Re: The philosophy of computation reformulates existing ideas on a new basis ---

On 10/30/24 8:46 AM, olcott wrote:

On 10/30/2024 6:19 AM, Richard Damon wrote:

On 10/29/24 11:50 AM, olcott wrote:

On 10/29/2024 10:39 AM, joes wrote:

Am Tue, 29 Oct 2024 08:56:19 -0500 schrieb olcott:

On 10/29/2024 2:57 AM, Mikko wrote:

On 2024-10-29 00:57:30 +0000, olcott said:

On 10/28/2024 6:56 PM, Richard Damon wrote:

On 10/28/24 11:04 AM, olcott wrote:

On 10/28/2024 6:16 AM, Richard Damon wrote:

The machine being used to compute the Halting Function has taken a
finite string description, the Halting Function itself always took
a Turing Machine,
>

That is incorrect. It has always been the finite string Turing
Machine description of a Turing machine is the input to the halt
decider. There are always been a distinction between the abstraction
and the encoding.

>
Nope, read the problem you have quoted in the past.
>

Ultimately I trust Linz the most on this:
>
the problem is: given the description of a Turing machine M and an
input w, does M, when started in the initial configuration qow,
perform a computation that eventually halts?
https://www.liarparadox.org/Peter_Linz_HP_317-320.pdf
Ĥ.q0 ⟨Ĥ⟩ ⊢* embedded_H ⟨Ĥ⟩ ⟨Ĥ⟩ ⊢* Ĥ.qy ∞
Ĥ.q0 ⟨Ĥ⟩ ⊢* embedded_H ⟨Ĥ⟩ ⟨Ĥ⟩ ⊢* Ĥ.qn
Linz also makes sure to ignore that the behavior of ⟨Ĥ⟩ ⟨Ĥ⟩ correctly
simulated by embedded_H cannot possibly reach either ⟨Ĥ.qy⟩ or ⟨Ĥ.qn⟩
because like everyone else he rejects simulation out of hand:
We cannot find the answer by simulating the action of M on w,
say by performing it on a universal Turing machine, because there is
no limit on the length of the computation.

>
That statement does not fully reject simulation but is correct in the
observation that non-halting cannot be determied in finite time by a
complete simulation so someting else is needed instead of or in
addition to a partial simulation. Linz does include simulationg Turing
machines in his proof that no Turing machine is a halt decider.
>

To the best of my knowledge no one besides me ever came up with the idea
of making a simulating halt decider / emulating termination analyzer.

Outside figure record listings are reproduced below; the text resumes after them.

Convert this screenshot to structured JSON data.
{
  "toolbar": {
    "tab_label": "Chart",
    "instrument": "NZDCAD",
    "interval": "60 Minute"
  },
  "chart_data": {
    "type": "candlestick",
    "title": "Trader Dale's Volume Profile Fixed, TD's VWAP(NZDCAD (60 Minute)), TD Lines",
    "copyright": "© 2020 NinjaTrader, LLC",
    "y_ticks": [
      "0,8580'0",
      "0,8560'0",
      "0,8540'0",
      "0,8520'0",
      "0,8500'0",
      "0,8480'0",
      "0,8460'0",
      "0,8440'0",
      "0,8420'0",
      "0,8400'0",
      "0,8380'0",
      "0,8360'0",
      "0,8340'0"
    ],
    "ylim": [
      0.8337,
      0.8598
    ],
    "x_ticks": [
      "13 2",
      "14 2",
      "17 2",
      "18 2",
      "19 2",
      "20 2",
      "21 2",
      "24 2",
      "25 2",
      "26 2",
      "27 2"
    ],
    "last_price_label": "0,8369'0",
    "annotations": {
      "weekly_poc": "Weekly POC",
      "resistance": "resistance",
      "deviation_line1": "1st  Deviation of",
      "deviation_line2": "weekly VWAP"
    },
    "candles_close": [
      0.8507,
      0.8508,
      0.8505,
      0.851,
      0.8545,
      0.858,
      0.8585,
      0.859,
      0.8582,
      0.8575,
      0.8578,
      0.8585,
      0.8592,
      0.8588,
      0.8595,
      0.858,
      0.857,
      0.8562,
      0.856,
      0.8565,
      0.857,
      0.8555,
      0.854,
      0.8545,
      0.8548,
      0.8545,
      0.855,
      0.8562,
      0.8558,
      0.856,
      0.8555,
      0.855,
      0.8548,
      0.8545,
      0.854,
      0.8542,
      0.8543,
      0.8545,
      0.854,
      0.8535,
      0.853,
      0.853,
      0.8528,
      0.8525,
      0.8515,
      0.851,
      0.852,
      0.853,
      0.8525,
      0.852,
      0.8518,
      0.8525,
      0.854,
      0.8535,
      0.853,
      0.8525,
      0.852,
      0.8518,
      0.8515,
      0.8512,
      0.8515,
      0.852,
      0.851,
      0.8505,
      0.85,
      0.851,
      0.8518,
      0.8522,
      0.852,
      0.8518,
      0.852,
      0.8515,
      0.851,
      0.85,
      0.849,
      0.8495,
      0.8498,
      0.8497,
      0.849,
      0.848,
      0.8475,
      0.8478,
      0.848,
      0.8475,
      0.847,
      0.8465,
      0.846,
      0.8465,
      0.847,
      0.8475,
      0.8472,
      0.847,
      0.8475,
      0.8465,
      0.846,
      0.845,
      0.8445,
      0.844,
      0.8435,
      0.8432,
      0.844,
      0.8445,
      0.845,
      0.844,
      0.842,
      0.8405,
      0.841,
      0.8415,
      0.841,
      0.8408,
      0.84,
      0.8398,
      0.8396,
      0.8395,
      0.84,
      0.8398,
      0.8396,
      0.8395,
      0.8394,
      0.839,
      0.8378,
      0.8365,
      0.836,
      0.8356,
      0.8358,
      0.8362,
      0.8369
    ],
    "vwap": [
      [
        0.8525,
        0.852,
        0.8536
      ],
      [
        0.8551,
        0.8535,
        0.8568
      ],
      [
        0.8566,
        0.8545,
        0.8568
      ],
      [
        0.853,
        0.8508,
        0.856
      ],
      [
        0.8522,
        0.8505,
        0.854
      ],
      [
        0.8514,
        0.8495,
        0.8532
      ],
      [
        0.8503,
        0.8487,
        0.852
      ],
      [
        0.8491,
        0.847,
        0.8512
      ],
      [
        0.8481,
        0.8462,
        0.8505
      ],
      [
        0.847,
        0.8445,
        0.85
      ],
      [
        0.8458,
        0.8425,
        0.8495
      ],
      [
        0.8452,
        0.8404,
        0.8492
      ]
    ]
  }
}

That's very bad knowledge.
>

Every sufficiently competent and honest person agrees that I am correct.

You live in a very sad world.
>

Insufficiently competent or dishonest people can not show any actual
error in my work. They generally incorrectly paraphrase my work and then
form a rebuttal to the incorrect paraphrase. This is known as the
strawman deception.

This is a very easy excuse.
>

>
That conclusively proves to be true on the basis of
the exact works of the actual rebuttals. Almost every
rebuttal is based on an incorrect paraphrase of what
I said. This is a verified fact. People that only glance
at my words before spouting off a canned rebuttal will
never notice this.
>
 > This is a very easy excuse.
Is such a canned rebuttal.
>

>
And your paraphrase of the problem makes your "rebuttal" to the halting proof must a lie.
>
All you have proved is that that you are totally ignorant of what you are talking about, and that you don't mind lying about it.

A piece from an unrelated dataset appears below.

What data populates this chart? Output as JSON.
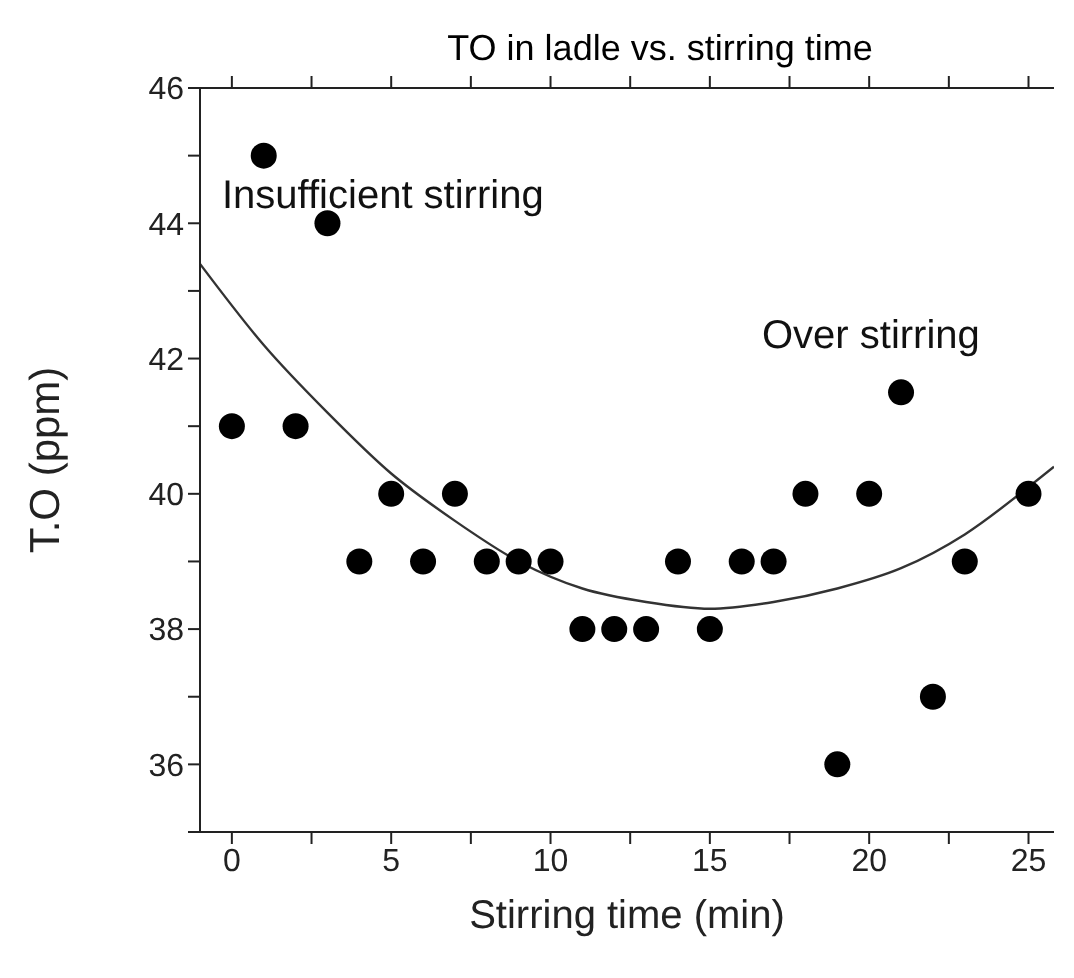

 ZFC only resolved Russell's Paradox because it tossed out
the incoherent foundation of https://en.wikipedia.org/wiki/Naive_set_theory

So?
And then they did the work to show their new theory worked.
IF you want to create a new logic system, go ahead and do it, and start at the beginning,
 From everything I have seen, you are just not up to that task, but I an willing to be proved wrong on that. But you need to produce in fact, what you claim without proof,

 It has always been the case that halt deciders and termination
analyzers compute the mapping from their finite string inputs
to the behavior that these finite strings actually specify in
the same way that there never actually have been any sets that
contain themselves, this has always been a misconception.

The TRY to compute the mapping.
The DEFINITION of the MAPPING isn't based on a computation, but on the mathemtatical function.
IF you want to try to outlaw your "computations" from being able to be given an input based on them, try to formulate it so that string can not be made.

 That people take ordinary textbooks as infallible is blasphemy.
Textbooks are at most the best approximation of the truth at
the time. They are not infallible.
 

No, it isn't the textbooks that are "infallible", it is that the systems they define are the systems they define.
If you want a different system, do the work to define it, as stop being illogical and trying to use the rules of a system you claim is broken.
Note Z-F didn't just take Naive Set Theory and ban sets containing themselves, they built a new system from the ground up and showed how it works.
You, have just been showing you don't understand how to do that, and thus your ideas are just WORTHLESS to anyone, even yourself, as no one can know what they actually do.